The risk of unconscious bias, false claims and the emphasis on qualifications are being replaced, at least in part, by assessing a candidate’s personal profile, values and behaviours. Skilled hiring managers know the importance of achieving ‘a good match’ if the new employee is going to be successful and enjoy their new role.

As hybrid work models develop and business culture is the burning issue, the need to find the right kind of person is replacing the emphasis on employing someone based on skills and qualifications alone.

To avoid a ‘mis-hire’ happening, time and energy invested at every stage is worth its weight in gold.

Indeed, around two in five of UK workers have falsified their CV at some stage of their professional career, according to a survey by commercial property agent Savoy Stewart.

A CV document to provide details of a candidate’s background, experience, skills and personality will still be required in most instances, but the reliance on it by many employers is now changing as they future proof this key area of responsibility.

The majority of specialist, management and executive talent have an available profile on social media channels such as LinkedIn which highlights their career history, experience and achievements.  The LinkedIn profile for many people is already replacing their CV. And it’s an ideal platform to keep your CV relevant and contemporary.

Employers are also embracing technology and the latest thinking to evolve and improve their recruitment process. This can include digitally run skills and profile testing. Some of the most popular tests currently run online involve logical thinking tasks with emphasis on attention to detail, speed of reasoning, resilience and emotional intelligence.

Many are also adding in an element of blind marking whereby they set certain questions against the job specification and then judge the responses without the candidate’s name on them. This helps to eliminate pre-judged bias and expectations.

The pendulum has swung massively during COVID for the use of technology by all parties involved in the hiring process.  For example, the use of video profile is now commonplace in a number of sectors; requiring candidates to create a video of themselves to communicate what they have to offer.  Candidates want and deserve an enjoyable hiring journey.  A hiring process is not designed to be a test of their patience and resilience.

At Walmsley Wilkinson, we believe in-person interviews cannot be replaced. At senior executive and management level, employers want to meet and understand the candidates over a number of interviews during the process.

Before starting on any hiring process, my advice is to remember how you felt before, during and after your own career search. Now as a hiring manager how do you want your potential new employee and the rest of the candidates involved in the process to feel?

Think about how you are going to represent yourself, the company brand and the reasons for a potential employee to work with you rather than a competitor.  The most successful leaders are often the most successful people in their sector as they know how to recruit talented people.

For the interviewee, a short CV which is to the point containing all pertinent information, which is well designed and can be forwarded electronically, along with a covering letter, which should also be logically scripted without any mis-spellings or mistakes, will put you in a strong position.

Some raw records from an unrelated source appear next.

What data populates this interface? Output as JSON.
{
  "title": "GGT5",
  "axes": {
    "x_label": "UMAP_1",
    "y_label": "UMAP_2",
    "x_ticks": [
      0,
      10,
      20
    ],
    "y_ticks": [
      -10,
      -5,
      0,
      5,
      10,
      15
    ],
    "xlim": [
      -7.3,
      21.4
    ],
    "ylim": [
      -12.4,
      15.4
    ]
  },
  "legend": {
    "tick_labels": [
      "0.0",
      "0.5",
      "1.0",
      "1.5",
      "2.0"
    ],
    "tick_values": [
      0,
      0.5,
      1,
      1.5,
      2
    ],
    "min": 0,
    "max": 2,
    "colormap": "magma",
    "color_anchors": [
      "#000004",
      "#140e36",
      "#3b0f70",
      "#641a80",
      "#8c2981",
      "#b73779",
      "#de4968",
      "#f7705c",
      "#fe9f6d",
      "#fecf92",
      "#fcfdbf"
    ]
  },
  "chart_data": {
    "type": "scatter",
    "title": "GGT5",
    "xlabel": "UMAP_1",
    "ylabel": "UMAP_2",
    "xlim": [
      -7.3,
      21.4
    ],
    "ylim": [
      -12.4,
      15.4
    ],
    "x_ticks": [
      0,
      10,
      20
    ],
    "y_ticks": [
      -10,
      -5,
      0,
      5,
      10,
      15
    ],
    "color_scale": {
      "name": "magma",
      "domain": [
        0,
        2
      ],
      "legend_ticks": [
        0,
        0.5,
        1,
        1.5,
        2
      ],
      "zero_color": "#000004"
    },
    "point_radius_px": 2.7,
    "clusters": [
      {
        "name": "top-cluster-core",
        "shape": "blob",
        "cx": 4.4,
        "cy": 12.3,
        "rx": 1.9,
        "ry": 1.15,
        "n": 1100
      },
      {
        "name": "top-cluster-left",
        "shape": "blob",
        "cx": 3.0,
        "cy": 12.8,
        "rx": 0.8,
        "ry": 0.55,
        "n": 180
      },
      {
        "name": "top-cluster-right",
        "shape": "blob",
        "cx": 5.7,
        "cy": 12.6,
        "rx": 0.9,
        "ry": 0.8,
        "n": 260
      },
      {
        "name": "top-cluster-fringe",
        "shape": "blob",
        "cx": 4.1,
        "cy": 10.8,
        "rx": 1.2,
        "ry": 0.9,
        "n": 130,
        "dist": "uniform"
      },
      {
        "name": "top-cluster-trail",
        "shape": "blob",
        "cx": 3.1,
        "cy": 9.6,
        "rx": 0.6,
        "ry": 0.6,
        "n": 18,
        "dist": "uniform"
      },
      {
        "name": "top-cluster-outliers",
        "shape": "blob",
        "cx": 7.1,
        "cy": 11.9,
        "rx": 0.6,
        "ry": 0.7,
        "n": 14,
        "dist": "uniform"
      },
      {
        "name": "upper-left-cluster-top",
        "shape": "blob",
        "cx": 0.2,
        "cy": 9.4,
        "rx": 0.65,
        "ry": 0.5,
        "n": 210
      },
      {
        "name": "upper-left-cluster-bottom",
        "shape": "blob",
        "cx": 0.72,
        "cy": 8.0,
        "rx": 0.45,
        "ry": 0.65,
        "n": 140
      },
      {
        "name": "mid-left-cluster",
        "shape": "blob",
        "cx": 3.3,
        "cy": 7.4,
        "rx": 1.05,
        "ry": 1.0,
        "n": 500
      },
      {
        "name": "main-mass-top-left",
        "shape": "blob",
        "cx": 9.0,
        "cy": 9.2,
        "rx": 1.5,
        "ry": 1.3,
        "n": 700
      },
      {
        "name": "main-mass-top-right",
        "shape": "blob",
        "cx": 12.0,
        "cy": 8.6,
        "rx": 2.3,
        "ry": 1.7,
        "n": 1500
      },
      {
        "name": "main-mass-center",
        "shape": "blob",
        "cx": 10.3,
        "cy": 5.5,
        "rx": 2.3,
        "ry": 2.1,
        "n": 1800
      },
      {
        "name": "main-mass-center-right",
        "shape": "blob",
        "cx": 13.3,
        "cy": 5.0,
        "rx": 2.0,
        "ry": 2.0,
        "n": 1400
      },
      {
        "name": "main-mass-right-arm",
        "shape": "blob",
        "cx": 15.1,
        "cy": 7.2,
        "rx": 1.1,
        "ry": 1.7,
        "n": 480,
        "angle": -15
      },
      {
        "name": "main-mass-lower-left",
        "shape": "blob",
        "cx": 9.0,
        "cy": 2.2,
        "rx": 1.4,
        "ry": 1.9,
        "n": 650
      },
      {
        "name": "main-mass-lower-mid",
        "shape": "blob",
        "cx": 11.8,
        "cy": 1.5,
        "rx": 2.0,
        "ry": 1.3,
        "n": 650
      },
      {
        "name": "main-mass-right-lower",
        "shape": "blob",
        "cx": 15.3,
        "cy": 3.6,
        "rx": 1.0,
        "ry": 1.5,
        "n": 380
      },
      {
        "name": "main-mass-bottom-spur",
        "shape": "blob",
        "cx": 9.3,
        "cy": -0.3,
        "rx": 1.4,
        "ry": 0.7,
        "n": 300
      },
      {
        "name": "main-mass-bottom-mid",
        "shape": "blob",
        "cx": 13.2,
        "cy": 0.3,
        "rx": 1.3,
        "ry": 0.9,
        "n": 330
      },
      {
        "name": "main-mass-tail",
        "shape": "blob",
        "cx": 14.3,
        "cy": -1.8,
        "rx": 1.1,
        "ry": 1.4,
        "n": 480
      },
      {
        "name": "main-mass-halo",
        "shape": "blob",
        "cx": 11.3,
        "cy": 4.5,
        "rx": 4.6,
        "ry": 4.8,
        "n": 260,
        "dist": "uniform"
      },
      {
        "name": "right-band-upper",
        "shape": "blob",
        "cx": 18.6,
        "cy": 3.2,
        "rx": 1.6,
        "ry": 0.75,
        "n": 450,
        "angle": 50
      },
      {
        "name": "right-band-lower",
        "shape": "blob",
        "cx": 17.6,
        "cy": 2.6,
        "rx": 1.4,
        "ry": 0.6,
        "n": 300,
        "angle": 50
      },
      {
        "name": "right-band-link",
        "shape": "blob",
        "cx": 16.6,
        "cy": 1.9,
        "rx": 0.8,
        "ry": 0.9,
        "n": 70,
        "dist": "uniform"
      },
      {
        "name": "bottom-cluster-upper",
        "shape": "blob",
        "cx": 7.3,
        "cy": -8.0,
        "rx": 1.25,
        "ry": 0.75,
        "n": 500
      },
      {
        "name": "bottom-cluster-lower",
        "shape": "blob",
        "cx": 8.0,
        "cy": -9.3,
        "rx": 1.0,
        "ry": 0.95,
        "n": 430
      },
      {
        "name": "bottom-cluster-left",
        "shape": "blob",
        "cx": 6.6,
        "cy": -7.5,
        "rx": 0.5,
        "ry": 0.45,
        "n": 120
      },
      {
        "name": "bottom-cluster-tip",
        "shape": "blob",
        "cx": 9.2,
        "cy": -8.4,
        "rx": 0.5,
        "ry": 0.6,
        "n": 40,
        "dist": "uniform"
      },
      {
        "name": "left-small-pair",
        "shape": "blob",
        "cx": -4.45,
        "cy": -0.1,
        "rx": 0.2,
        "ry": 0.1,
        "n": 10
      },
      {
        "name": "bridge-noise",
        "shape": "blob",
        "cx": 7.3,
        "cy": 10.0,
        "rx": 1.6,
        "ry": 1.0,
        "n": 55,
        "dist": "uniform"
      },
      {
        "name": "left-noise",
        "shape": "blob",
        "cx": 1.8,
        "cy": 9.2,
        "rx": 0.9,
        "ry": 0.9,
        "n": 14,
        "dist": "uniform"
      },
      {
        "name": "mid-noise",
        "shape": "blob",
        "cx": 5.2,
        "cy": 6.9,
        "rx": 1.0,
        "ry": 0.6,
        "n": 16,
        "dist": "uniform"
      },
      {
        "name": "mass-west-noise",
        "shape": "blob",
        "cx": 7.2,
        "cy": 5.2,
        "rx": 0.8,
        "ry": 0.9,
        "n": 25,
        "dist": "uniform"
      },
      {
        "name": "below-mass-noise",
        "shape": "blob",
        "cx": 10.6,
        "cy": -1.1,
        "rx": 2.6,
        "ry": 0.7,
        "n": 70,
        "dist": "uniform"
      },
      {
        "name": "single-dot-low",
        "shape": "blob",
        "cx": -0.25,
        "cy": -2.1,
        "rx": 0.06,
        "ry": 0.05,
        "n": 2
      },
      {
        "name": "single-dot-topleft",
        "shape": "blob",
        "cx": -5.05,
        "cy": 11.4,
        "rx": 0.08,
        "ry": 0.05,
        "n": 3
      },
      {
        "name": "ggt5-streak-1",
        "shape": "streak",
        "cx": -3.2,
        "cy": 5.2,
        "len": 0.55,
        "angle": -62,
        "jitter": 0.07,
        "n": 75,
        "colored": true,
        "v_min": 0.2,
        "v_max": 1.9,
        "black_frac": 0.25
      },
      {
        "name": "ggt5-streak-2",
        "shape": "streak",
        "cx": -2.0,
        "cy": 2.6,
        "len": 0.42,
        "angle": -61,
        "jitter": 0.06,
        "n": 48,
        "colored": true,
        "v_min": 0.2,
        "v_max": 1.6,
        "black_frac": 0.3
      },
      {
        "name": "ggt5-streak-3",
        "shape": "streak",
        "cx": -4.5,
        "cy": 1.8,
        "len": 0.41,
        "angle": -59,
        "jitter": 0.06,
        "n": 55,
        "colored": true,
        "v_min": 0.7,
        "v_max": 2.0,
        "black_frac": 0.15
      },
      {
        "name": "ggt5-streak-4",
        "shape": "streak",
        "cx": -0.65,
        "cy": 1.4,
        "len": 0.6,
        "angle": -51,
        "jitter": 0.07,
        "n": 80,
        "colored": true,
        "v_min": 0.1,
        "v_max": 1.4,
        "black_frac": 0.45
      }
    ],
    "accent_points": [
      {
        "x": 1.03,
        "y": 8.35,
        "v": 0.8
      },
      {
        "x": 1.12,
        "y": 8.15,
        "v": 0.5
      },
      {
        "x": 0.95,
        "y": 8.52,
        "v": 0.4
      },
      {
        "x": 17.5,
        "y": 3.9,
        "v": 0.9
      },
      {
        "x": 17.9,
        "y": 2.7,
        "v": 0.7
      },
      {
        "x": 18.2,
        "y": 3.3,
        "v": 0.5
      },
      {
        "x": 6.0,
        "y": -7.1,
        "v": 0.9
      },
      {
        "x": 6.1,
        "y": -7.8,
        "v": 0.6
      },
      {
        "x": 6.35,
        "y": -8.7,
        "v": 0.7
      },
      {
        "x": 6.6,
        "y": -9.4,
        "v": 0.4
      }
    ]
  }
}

For employers, the principles of sound process, unbiased judgements and rigorous attention to the candidate’s values and abilities will also help to make it a satisfying and successful experience.

Interviewing and selection is a fascinating and rewarding experience for all involved – provided this is how it is positioned. It all starts with capturing and sharing relevant information, whether that be from a CV, a social media profile, an online portal or a video introduction.